A life-cycle refers to the temporally organised trajectory through which a living system persists across changing forms, capacities, and conditions.

In conventional biology, life-cycles are often presented as ordered sequences of stages such as birth, growth, reproduction, and death. APS instead interprets life-cycles as dynamically organised patterns of continuity extending across time and scale.

A life-cycle is not merely a chronological sequence.

It is an organised trajectory through which viability-oriented systems continually reorganise themselves while preserving continuity across changing developmental, physiological, behavioural, ecological, and reproductive conditions.

APS therefore emphasises that life-cycles are fundamentally processual.

The identity of a biological system is not tied to a single static state within the life-cycle, but to the continuity of organisational persistence across ongoing transformation.

Life-cycles may involve:

  • developmental transitions,
  • metamorphosis,
  • behavioural reorganisation,
  • ecological role shifts,
  • reproductive transformation,
  • ageing,
  • dormancy,
  • migration,
  • and senescence.

What unifies these diverse phenomena is the preservation of viability-oriented continuity across changing organisational conditions.

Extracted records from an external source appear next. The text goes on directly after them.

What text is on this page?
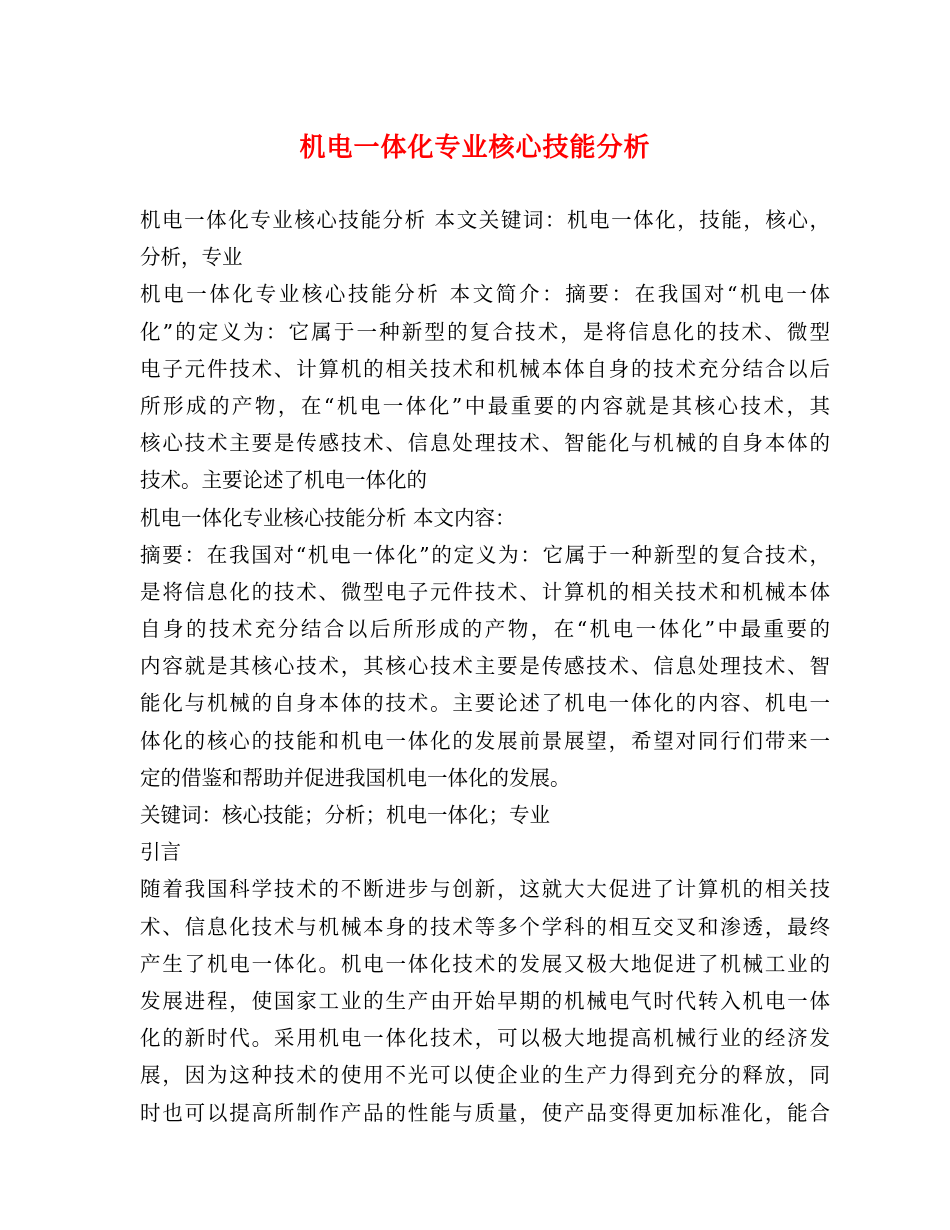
机电一体化专业核心技能分析
机电一体化专业核心技能分析 本文关键词：机电一体化，技能，核心，
分析，专业
机电一体化专业核心技能分析 本文简介：摘要：在我国对“机电一体
化”的定义为：它属于一种新型的复合技术，是将信息化的技术、微型
电子元件技术、计算机的相关技术和机械本体自身的技术充分结合以后
所形成的产物，在“机电一体化”中最重要的内容就是其核心技术，其
核心技术主要是传感技术、信息处理技术、智能化与机械的自身本体的
技术。主要论述了机电一体化的
机电一体化专业核心技能分析 本文内容：
摘要：在我国对“机电一体化”的定义为：它属于一种新型的复合技术，
是将信息化的技术、微型电子元件技术、计算机的相关技术和机械本体
自身的技术充分结合以后所形成的产物，在“机电一体化”中最重要的
内容就是其核心技术，其核心技术主要是传感技术、信息处理技术、智
能化与机械的自身本体的技术。主要论述了机电一体化的内容、机电一
体化的核心的技能和机电一体化的发展前景展望，希望对同行们带来一
定的借鉴和帮助并促进我国机电一体化的发展。
关键词：核心技能；分析；机电一体化；专业
引言
随着我国科学技术的不断进步与创新，这就大大促进了计算机的相关技
术、信息化技术与机械本身的技术等多个学科的相互交叉和渗透，最终
产生了机电一体化。机电一体化技术的发展又极大地促进了机械工业的
发展进程，使国家工业的生产由开始早期的机械电气时代转入机电一体
化的新时代。采用机电一体化技术，可以极大地提高机械行业的经济发
展，因为这种技术的使用不光可以使企业的生产力得到充分的释放，同
时也可以提高所制作产品的性能与质量，使产品变得更加标准化，能合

APS also emphasises that life-cycles are scale-sensitive.

Different organisational scales may possess partially overlapping or nested life-cycles. Cells, organisms, colonies, populations, and ecosystems may exhibit distinct but interconnected temporal trajectories.

Life-cycles therefore reveal that biological continuity is historically extended and organisationally distributed.

APS distinguishes life-cycles from simple stage models.

Stage-based descriptions often imply discrete transitions between static conditions. APS instead interprets life-cycles as continuous reorganisational processes in which boundaries between phases are often gradual, context-dependent, and dynamically regulated.

Life-cycles also differ from mere temporal duration.

A life-cycle concerns the organised transformation of viability-oriented continuity, not simply the amount of time a system exists.

Importantly, APS interprets reproduction as embedded within broader life-cycle organisation rather than as an isolated event.

Reproductive processes contribute to the continuity of organised persistence across generations and ecological contexts.

Life-cycles therefore demonstrate one of the core principles of APS:

living systems persist not by remaining unchanged, but through temporally organised reorganisation across the history of their existence.